African American History Museum Publishes Graphic Linking ‘Rational Linear Thinking,’ ‘Nuclear Family’ to White Culture
The article begins:
The [Smithsonian] National Museum of African American History and Culture has published a graphic on its website that suggests concepts such as “rational linear thinking,” the “nuclear family,” and an emphasis on “hard work” are specific to “white culture.”
Controversy swirled around the graphic, and after a few days the museum took it down. There was no media discussion of the context in which the graphic was displayed, which could profoundly affect the way the graphic was construed.
The graphic was based on a 1990 “paper” by Judith H. Katz, “Some Aspects and Assumptions of White Culture in the United States.” The link points to a PDF copy of the same, that I have uploaded to this blog.
One can ask whether her assertions are factual, and if so, what to make of them.
The media controversy assumed that the very saying of these things about white culture constituted a condemnation of them. As the National Review article concludes, “The [museum] did not respond immediately to a request for comment on whether it stands by the assertions made in the graphic.” Now, it ain’t necessarily so; the mere statement of facts does not necessarily constitute a value judgment on those facts. White people, like any people, can be merely uncomfortable — in this case, they became very uncomfortable — with having their culture scrutinized.
So, one can ask what was Judith Katz’s agenda in creating the graphic. The National Review article seeks to question the agenda of her current employer, the name of which is Net Impact. It would seem to me more appropriate to question the agenda of the employer for whom she produced the graphic in 1990, which was The Kaleel Jamison Consulting Group, Inc.

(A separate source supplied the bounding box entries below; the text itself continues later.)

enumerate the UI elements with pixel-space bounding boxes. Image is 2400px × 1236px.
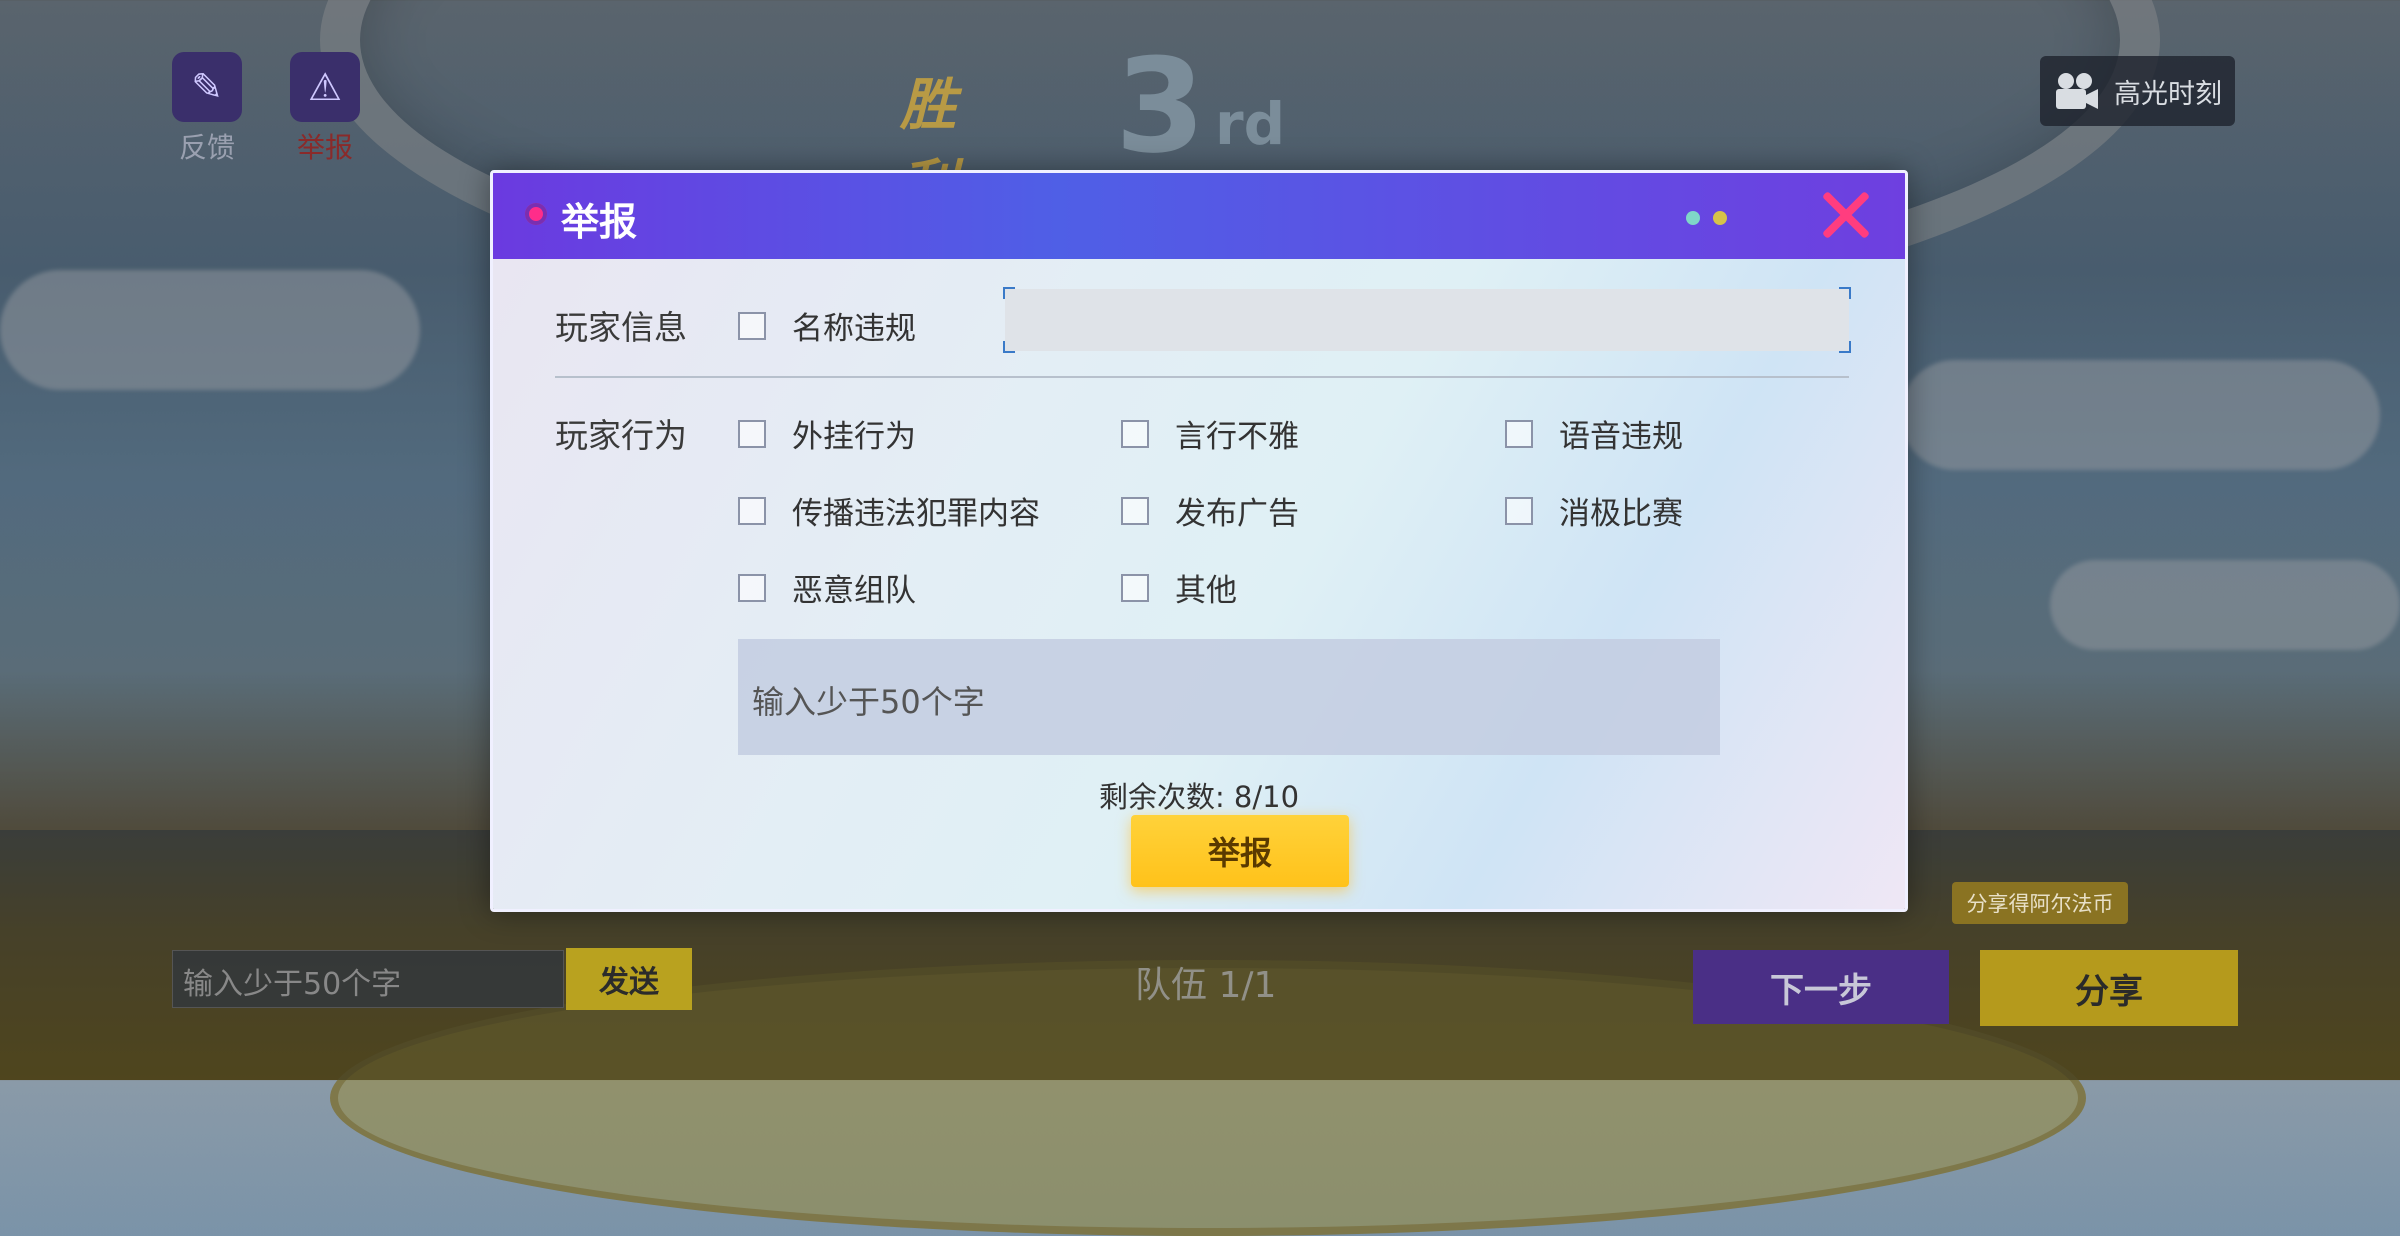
share-button[interactable]: 分享: [1980, 950, 2238, 1026]
eye-icon: [525, 203, 547, 225]
checkbox-label: 语音违规: [1559, 419, 1683, 455]
checkbox-box: [738, 573, 766, 602]
player-name-field[interactable]: [1003, 287, 1851, 353]
section-divider: [555, 376, 1849, 378]
checkbox-box: [738, 496, 766, 525]
share-reward-tip: 分享得阿尔法币: [1952, 882, 2128, 924]
checkbox-box: [1121, 419, 1149, 448]
edit-icon: ✎: [172, 52, 242, 122]
checkbox-label: 外挂行为: [792, 419, 916, 455]
send-button[interactable]: 发送: [566, 948, 692, 1010]
warning-icon: ⚠: [290, 52, 360, 122]
checkbox-box: [1121, 573, 1149, 602]
dialog-body: 玩家信息 名称违规 玩家行为 外挂行为 言行不雅 语音违规 传播违法犯罪内容 发…: [493, 259, 1905, 909]
checkbox-other[interactable]: 其他: [1121, 565, 1237, 610]
report-top-label: 举报: [296, 131, 353, 164]
feedback-label: 反馈: [178, 131, 235, 164]
player-info-label: 玩家信息: [555, 308, 687, 347]
feedback-button[interactable]: ✎ 反馈: [162, 52, 252, 166]
report-top-button[interactable]: ⚠ 举报: [280, 52, 370, 166]
checkbox-name-violation[interactable]: 名称违规: [738, 303, 916, 348]
dialog-title: 举报: [561, 200, 638, 244]
checkbox-label: 言行不雅: [1175, 419, 1299, 455]
checkbox-label: 传播违法犯罪内容: [792, 496, 1040, 532]
description-input[interactable]: 输入少于50个字: [738, 639, 1720, 755]
checkbox-box: [738, 311, 766, 340]
dialog-header: 举报: [493, 173, 1905, 259]
remaining-count: 剩余次数: 8/10: [1098, 780, 1300, 814]
checkbox-cheating[interactable]: 外挂行为: [738, 411, 916, 456]
indicator-dot: [1713, 211, 1727, 225]
checkbox-illegal-content[interactable]: 传播违法犯罪内容: [738, 488, 1040, 533]
checkbox-advertising[interactable]: 发布广告: [1121, 488, 1299, 533]
close-icon[interactable]: [1818, 187, 1874, 243]
checkbox-label: 发布广告: [1175, 496, 1299, 532]
player-behavior-label: 玩家行为: [555, 416, 687, 455]
checkbox-inappropriate-speech[interactable]: 言行不雅: [1121, 411, 1299, 456]
report-dialog: 举报 玩家信息 名称违规 玩家行为 外挂行为 言行不雅 语音违规 传播违法犯罪内…: [490, 170, 1908, 912]
corner-mark: [1003, 341, 1015, 353]
checkbox-box: [1121, 496, 1149, 525]
next-step-button[interactable]: 下一步: [1693, 950, 1949, 1024]
checkbox-malicious-teaming[interactable]: 恶意组队: [738, 565, 916, 610]
corner-mark: [1839, 341, 1851, 353]
checkbox-box: [1505, 496, 1533, 525]
indicator-dot: [1686, 211, 1700, 225]
checkbox-label: 消极比赛: [1559, 496, 1683, 532]
checkbox-box: [1505, 419, 1533, 448]
team-count: 队伍 1/1: [1135, 965, 1277, 1006]
checkbox-voice-violation[interactable]: 语音违规: [1505, 411, 1683, 456]
rank-suffix: rd: [1215, 90, 1286, 158]
checkbox-label: 其他: [1175, 573, 1237, 609]
checkbox-label: 恶意组队: [792, 573, 916, 609]
checkbox-label: 名称违规: [792, 311, 916, 347]
video-camera-icon: [2056, 73, 2098, 109]
chat-input[interactable]: 输入少于50个字: [172, 950, 564, 1008]
checkbox-box: [738, 419, 766, 448]
corner-mark: [1003, 287, 1015, 299]
highlight-label: 高光时刻: [2114, 78, 2222, 110]
highlight-moment-button[interactable]: 高光时刻: [2040, 56, 2235, 126]
checkbox-passive-play[interactable]: 消极比赛: [1505, 488, 1683, 533]
corner-mark: [1839, 287, 1851, 299]
rank-number: 3: [1115, 30, 1206, 182]
submit-report-button[interactable]: 举报: [1131, 815, 1349, 887]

Are the assertions factual?
Contrary to the National Review’s first paragraph, the graphic does not say that an emphasis on “hard work” is specific to white culture. To say that the nuclear family consists of “father, mother, 2.3 children” may be taken as a slight or slur of that practice. It may be that, to the extent traits like these are specific to white culture, the fact that they’re not normative among blacks (if they’re not normative among blacks) may account for some of the wealth gap between races.
I doubt whether Christian cultural hegemony is as intense in 2020 as this graphic indicates it was in 1990. I also doubt whether the role of husband as breadwinner is as prominent now as it was then.
Are the assertions unbiased?
That’s a bit of a trick question. I did look at the context in which the graphic was displayed on the museum’s website, and it doesn’t please me. It’s a long article about white privilege that I’m not going to read, in that it appears to be the same old same old and doesn’t equip me to do one, not a single, positive thing in life.
The Serenity Prayer:
God, grant me the serenity to accept the things I cannot change,
the courage to change the things I can, and
the wisdom to know the difference.
There are things I cannot change, and things that will not change no matter how angry anyone chooses to be about them.
It is enough for me to be content loving myself and loving my neighbor. I don’t need to do any more than that in life.